Szene mit Markus Brück (als Ford, links) und Ambrogio Maestri (Falstaff). Foto: Monika Rittershaus

Der Mann fürs Grobe

Hamburg. Freitag ist Karaoke in „The Boars Head“. Täglich aber verspricht die Tafel an der Pub-Fassade „Full Menu“. Der dicke Falstaff frisst heute vor dem Lokal, schlürft Austern und kippt sich Schampus in den Wanst. Gier geht bei ihm längst vor Genuss. Chronisch pleite ist der Schnorrer, von besseren Tagen blieb der Anspruch auf Fettlebe. Wie der Polterkopf den Rest seines Rufs ruiniert, das spielt Giuseppe Verdi in seiner letzten Oper als bitteren Spaß durch. Wie drastisch sich das Spektakel zuspitzen lässt, zeigt Calixto Bieito in seiner Inszenierung für die Staatsoper Hamburg. Das gefällt nicht allen.

Freude auf ein Buhkonzert

Calixto Bieito wird gern als Skandalregisseur gehandelt. Aufmerksamkeit ist garantiert – „arte“ dreht mit an diesem Abend. Gralshüter der Tradition erfreuen sich an Bieito-Abenden schon vor Beginn an der eigenen Empörung. Bieito wird am Ende seiner grotesken Tragikomödie ein Buhkonzert bekommen, Jubler werden dagegenhalten.

Aber ach je, beides lohnt doch gar nicht. Bieitos „Falstaff“ ist bunt, gegenwärtig, mit Spott überzogen, manchmal komisch, manchmal arg plakativ, sehr direkt und alles andere als ästhetische Feinkost. Brutalrealo Bieito bürstet Sehgewohnheiten gegen den Strich, unterm Strich ist das durchaus unterhaltsam. Überwältigend aber ist die Inszenierung nicht, das ist die Qualität der Solisten.

Einen Pub irgendwo in Brexitannien oder Irland hat Susanne Gschwender auf die Bühne gestellt. Der Pub dreht sich, öffnet sich ins Innere. Im Laufe des Abends wird der Pub wie Falstaff entblättert. Schöne Pointe: Überm Tresen flimmert eine Glotze, zu sehen ist Falstaff als fröhlicher Fernsehkoch. Was immer er aber jetzt anrührt, es brennt an. Falstaff ist im Nu das Opfer seiner Intrige, gleich zwei reiche Frauen mit Liebesschwüren zu erobern – um an ihr Geld zu kommen.
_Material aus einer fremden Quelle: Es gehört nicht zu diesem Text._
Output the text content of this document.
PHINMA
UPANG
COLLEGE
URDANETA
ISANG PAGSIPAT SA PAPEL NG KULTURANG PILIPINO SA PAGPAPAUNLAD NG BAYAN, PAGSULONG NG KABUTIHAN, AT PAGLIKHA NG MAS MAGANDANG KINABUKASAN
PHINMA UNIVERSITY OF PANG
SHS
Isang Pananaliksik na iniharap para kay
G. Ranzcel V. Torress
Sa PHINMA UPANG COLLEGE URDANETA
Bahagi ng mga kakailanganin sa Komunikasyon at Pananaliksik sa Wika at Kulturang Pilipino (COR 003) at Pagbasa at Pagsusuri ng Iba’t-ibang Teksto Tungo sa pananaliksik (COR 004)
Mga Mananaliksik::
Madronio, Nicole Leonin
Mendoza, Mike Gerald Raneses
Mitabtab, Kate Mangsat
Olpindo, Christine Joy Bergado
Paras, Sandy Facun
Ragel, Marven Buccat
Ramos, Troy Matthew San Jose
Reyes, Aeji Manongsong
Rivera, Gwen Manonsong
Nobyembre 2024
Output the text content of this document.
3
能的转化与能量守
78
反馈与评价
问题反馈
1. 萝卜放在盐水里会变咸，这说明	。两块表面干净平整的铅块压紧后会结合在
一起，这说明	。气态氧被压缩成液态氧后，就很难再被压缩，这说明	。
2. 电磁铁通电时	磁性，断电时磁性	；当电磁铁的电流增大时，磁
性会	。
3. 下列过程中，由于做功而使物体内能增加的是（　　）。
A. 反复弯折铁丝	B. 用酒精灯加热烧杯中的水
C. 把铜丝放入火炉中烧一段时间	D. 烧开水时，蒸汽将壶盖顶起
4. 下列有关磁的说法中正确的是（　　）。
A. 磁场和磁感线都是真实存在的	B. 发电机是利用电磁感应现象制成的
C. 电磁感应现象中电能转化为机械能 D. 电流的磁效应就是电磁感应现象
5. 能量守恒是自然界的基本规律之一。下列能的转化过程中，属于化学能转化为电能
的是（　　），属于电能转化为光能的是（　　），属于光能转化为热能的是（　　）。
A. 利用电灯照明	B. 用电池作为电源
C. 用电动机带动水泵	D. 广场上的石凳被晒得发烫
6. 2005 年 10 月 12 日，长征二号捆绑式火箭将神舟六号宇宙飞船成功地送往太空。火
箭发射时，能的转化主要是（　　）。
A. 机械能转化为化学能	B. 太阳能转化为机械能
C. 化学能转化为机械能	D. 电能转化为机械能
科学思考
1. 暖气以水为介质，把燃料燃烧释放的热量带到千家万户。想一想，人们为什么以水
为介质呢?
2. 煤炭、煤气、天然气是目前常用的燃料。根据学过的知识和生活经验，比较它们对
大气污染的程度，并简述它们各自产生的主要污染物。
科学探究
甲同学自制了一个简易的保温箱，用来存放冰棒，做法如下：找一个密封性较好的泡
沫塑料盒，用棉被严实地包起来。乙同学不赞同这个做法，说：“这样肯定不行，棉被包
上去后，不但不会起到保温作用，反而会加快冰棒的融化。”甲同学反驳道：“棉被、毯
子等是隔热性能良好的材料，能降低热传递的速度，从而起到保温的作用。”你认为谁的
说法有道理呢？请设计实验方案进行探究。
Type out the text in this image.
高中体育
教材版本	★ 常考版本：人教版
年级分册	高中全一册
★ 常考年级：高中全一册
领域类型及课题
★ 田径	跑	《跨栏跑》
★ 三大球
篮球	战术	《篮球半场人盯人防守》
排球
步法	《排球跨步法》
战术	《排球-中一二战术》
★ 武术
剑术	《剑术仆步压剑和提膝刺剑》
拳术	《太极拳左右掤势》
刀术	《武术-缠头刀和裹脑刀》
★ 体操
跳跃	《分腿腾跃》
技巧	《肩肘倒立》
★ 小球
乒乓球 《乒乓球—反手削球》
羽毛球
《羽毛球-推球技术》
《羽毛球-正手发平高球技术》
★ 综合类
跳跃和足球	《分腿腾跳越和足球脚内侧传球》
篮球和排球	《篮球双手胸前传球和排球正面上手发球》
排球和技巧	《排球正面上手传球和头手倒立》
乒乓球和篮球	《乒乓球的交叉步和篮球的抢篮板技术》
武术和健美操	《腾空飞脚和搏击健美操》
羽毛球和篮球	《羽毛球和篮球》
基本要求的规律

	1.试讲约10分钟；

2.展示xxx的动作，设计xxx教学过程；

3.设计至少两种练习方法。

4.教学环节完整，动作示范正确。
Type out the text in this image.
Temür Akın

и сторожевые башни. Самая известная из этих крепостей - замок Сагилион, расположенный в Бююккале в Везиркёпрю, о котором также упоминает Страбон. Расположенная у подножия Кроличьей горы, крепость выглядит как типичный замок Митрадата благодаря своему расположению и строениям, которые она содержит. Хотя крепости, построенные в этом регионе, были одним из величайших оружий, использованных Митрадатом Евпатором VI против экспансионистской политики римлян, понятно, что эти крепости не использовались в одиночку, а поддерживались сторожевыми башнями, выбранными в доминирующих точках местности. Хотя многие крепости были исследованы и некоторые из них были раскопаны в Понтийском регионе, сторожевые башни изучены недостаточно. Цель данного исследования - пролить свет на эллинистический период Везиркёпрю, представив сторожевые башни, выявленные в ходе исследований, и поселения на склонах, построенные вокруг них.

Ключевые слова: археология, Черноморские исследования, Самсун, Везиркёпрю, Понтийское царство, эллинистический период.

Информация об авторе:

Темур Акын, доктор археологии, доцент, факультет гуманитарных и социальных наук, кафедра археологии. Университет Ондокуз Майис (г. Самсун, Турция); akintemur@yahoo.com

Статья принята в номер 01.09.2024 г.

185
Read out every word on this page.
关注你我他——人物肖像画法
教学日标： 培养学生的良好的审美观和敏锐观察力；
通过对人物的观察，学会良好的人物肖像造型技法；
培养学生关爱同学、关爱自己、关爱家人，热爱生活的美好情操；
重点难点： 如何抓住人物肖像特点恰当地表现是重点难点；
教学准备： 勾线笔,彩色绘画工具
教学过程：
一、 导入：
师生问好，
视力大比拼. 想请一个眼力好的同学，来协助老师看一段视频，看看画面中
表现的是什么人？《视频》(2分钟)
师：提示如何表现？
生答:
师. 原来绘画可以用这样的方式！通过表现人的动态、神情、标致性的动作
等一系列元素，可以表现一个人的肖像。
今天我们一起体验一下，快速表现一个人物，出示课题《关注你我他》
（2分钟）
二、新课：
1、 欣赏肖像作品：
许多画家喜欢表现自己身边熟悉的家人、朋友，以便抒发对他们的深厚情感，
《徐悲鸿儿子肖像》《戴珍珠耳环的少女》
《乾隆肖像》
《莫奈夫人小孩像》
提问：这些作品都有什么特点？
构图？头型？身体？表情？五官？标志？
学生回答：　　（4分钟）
Bieito lässt die Männer allesamt als Deppen dastehen. Sie sind cholerisch, besoffen, unbeholfen, naiv und lächerlich. Die Frauen nehmen die Kerle nicht weiter ernst. Für Falstaff aber, den Tor mit Totalschaden, bleibt beim Regisseur eine Restsympathie oder wenigstens Mitleid. Das liegt aber auch an seinem kolossalen Darsteller. Ambrogio Maestri bringt die Statur für die Rolle mit, eine geradezu selbstlose Spielfreude und vor allem eine Donnerhall-Stimme, die alle Facetten von Größenwahn bis leerer Verzweiflung ausdrückt. Maestri trägt den Abend.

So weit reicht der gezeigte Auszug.